The force of this social norm is apparent in the treatment of 'returning bodies' in this neglected passage of Plutarch (Moralia 264-265), the case of the "hysteropotmoi' : "Why is it that those [Romans] who are falsely reported to have died in a foreign country, even if they return, men do not admit by the door, but mount upon the roof-tiles and let them down inside ? Varro gives an explanation of the cause that is quite fanciful...But consider if this be not in some wise similar to Greek customs; for the Greeks did not consider pure, nor admit to familiar intercourse, nor suffer to approach the temples any person for whom a funeral had been held and a tomb constructed on the assumption that they were dead.

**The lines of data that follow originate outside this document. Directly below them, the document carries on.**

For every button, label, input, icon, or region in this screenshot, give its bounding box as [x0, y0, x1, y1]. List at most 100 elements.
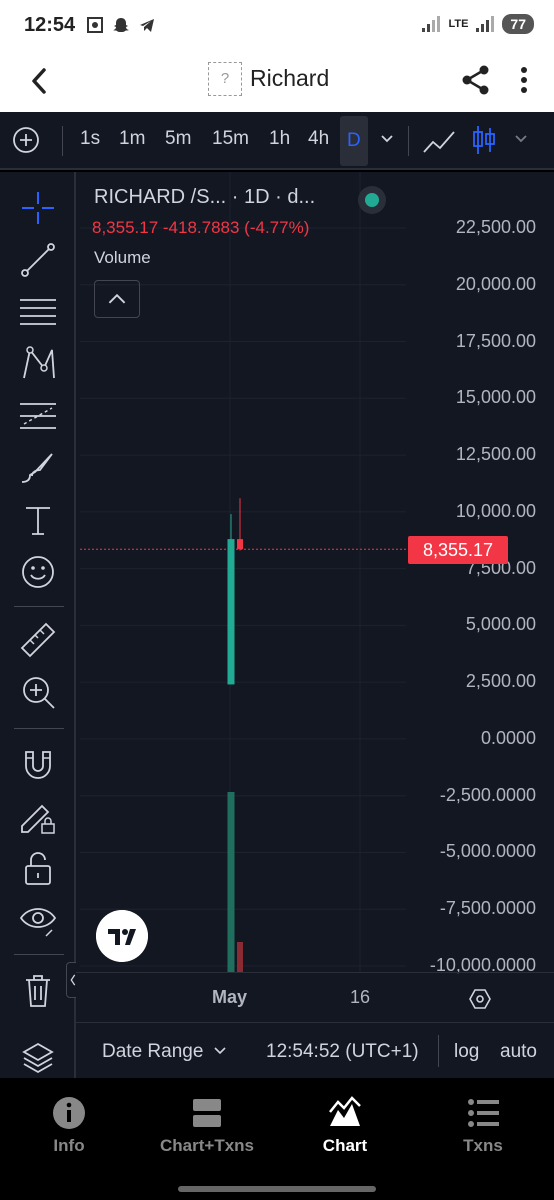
unlock-icon[interactable] [18, 848, 58, 888]
trend-line-icon[interactable] [18, 240, 58, 280]
price-tick-label: 5,000.00 [465, 614, 536, 635]
timezone-clock[interactable]: 12:54:52 (UTC+1) [266, 1041, 419, 1063]
timeframe-1s[interactable]: 1s [80, 128, 100, 150]
system-icons: LTE 77 [422, 14, 534, 34]
auto-scale-toggle[interactable]: auto [500, 1041, 537, 1063]
split-icon [193, 1099, 221, 1127]
time-label-16: 16 [350, 987, 371, 1007]
price-tick-label: -2,500.0000 [439, 784, 536, 805]
list-icon [468, 1099, 499, 1127]
price-tick-label: 15,000.00 [455, 387, 536, 408]
tools-divider [14, 728, 64, 729]
range-divider [438, 1035, 439, 1067]
chart-icon [329, 1096, 361, 1126]
nav-label: Chart [322, 1136, 368, 1155]
price-tick-label: 22,500.00 [455, 217, 536, 237]
candle-body [227, 539, 235, 685]
chart-canvas[interactable] [76, 172, 554, 1022]
date-range-button[interactable]: Date Range [102, 1041, 203, 1063]
candle-chart-type-icon[interactable] [472, 124, 496, 156]
token-logo-placeholder: ? [208, 62, 242, 96]
signal-icon-2 [476, 16, 495, 32]
line-chart-type-icon[interactable] [422, 126, 456, 156]
price-tick-label: -5,000.0000 [439, 841, 536, 862]
bottom-navigation: Info Chart+Txns Chart Txns [0, 1078, 554, 1200]
tools-divider [14, 606, 64, 607]
lock-drawings-icon[interactable] [18, 796, 58, 836]
page-title: Richard [250, 65, 330, 91]
time-label-may: May [212, 987, 248, 1007]
magnet-icon[interactable] [18, 744, 58, 784]
pattern-icon[interactable] [18, 344, 58, 384]
price-tick-label: 12,500.00 [455, 444, 536, 465]
last-price-label: 8,355.17 [408, 536, 508, 564]
fib-retracement-icon[interactable] [18, 292, 58, 332]
text-tool-icon[interactable] [18, 500, 58, 540]
timeframe-1h[interactable]: 1h [269, 128, 290, 150]
price-tick-label: 20,000.00 [455, 273, 536, 294]
nav-label: Chart+Txns [160, 1136, 254, 1155]
emoji-icon[interactable] [18, 552, 58, 592]
timeframe-dropdown-icon[interactable] [380, 134, 394, 144]
price-tick-label: 0.0000 [480, 727, 536, 748]
price-tick-label: -7,500.0000 [439, 898, 536, 919]
status-bar: 12:54 LTE 77 [0, 0, 554, 52]
toolbar-divider [408, 126, 409, 156]
legend-symbol[interactable]: RICHARD /S... · 1D · d... [94, 186, 315, 209]
status-time: 12:54 [24, 14, 76, 36]
prediction-icon[interactable] [18, 396, 58, 436]
screenshot-icon [87, 17, 103, 33]
telegram-icon [140, 19, 154, 32]
signal-icon [422, 16, 441, 32]
zoom-in-icon[interactable] [18, 672, 58, 712]
legend-ohlc-values: 8,355.17 -418.7883 (-4.77%) [92, 218, 310, 237]
tools-divider [14, 954, 64, 955]
nav-chart-txns[interactable]: Chart+Txns [138, 1096, 276, 1156]
share-icon[interactable] [460, 64, 492, 96]
toolbar-divider [62, 126, 63, 156]
chart-type-dropdown-icon[interactable] [514, 134, 528, 144]
layers-icon[interactable] [18, 1038, 58, 1078]
chevron-down-icon[interactable] [214, 1047, 226, 1055]
live-status-dot [358, 186, 386, 214]
app-header: ? Richard [0, 52, 554, 112]
tradingview-logo-icon[interactable] [96, 910, 148, 962]
timeframe-1m[interactable]: 1m [119, 128, 145, 150]
network-type: LTE [448, 18, 469, 30]
price-chart[interactable]: RICHARD /S... · 1D · d... 8,355.17 -418.… [76, 172, 554, 1022]
visibility-icon[interactable] [18, 900, 58, 940]
back-arrow-icon[interactable] [24, 64, 58, 98]
notification-icons [86, 16, 156, 34]
price-tick-label: 2,500.00 [465, 671, 536, 692]
timeframe-4h[interactable]: 4h [308, 128, 329, 150]
nav-info[interactable]: Info [0, 1096, 138, 1156]
drawing-tools-panel [0, 172, 80, 1078]
price-tick-label: 17,500.00 [455, 330, 536, 351]
brush-icon[interactable] [18, 448, 58, 488]
candle-body [237, 539, 243, 550]
add-indicator-icon[interactable] [12, 126, 40, 154]
info-icon [53, 1097, 85, 1129]
nav-txns[interactable]: Txns [414, 1096, 552, 1156]
battery-level: 77 [502, 14, 534, 34]
timeframe-15m[interactable]: 15m [212, 128, 249, 150]
home-indicator[interactable] [178, 1186, 376, 1192]
log-scale-toggle[interactable]: log [454, 1041, 479, 1063]
legend-volume-label[interactable]: Volume [94, 248, 151, 268]
more-vertical-icon[interactable] [514, 64, 534, 96]
chart-settings-icon[interactable] [468, 987, 492, 1011]
range-bar: Date Range 12:54:52 (UTC+1) log auto [76, 1022, 554, 1078]
chart-toolbar: 1s 1m 5m 15m 1h 4h D [0, 112, 554, 170]
volume-bar [237, 942, 243, 972]
price-tick-label: 10,000.00 [455, 500, 536, 521]
nav-chart[interactable]: Chart [276, 1096, 414, 1156]
ruler-icon[interactable] [18, 620, 58, 660]
time-axis[interactable]: May 16 [76, 972, 554, 1022]
trash-icon[interactable] [18, 970, 58, 1010]
crosshair-icon[interactable] [18, 188, 58, 228]
timeframe-D[interactable]: D [340, 116, 368, 166]
timeframe-5m[interactable]: 5m [165, 128, 191, 150]
snapchat-icon [113, 18, 129, 32]
legend-collapse-icon[interactable] [94, 280, 140, 318]
volume-bar [227, 792, 235, 972]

The tale is told that Aristinus, a victim of this superstition, sent to Delphi and besought the god to release him from the difficulties in which he was involved because of the custom; and the prophetic priestess gave response : 'All that a woman in child bed does at the birth of her baby, when this again thou hast done, to the blessed gods sacrifice offer.' Aristinus, accordingly, chose the part of wisdom and delivered himself like a new-born babe into the hands of women to be washed, and to be wrapped in swaddling-clothes, and to be suckled; and all other men in such plight do likewise and they are called 'Men of Later Fate' ['hysteropotmoi']."
According to Liddell & Scott, the only other instance of this word is in Hesychius' C6 Syntagma :
"'Deuteropotmos' [Man of Second Fate] or according to some, 'hysteropotmos' : this is what they called a person for whom funeral rites had been observed on the assumption that he was dead and who later appeared living. Polemon says that such people were barred from entering the temple of the sacred gods. Or, he is one who has been reported to have died abroad but then returns. Or, one who, for a second time, tumbles through a woman's lap [for adoption? - cf. Diodorus Siculus 4.39], as was the custom of the second birth among the Athenians."
A 'returning body' was not unambiguous 'good news'. It was treated with aversion as a corpse, and could only resume life with, in some sense, a new identity.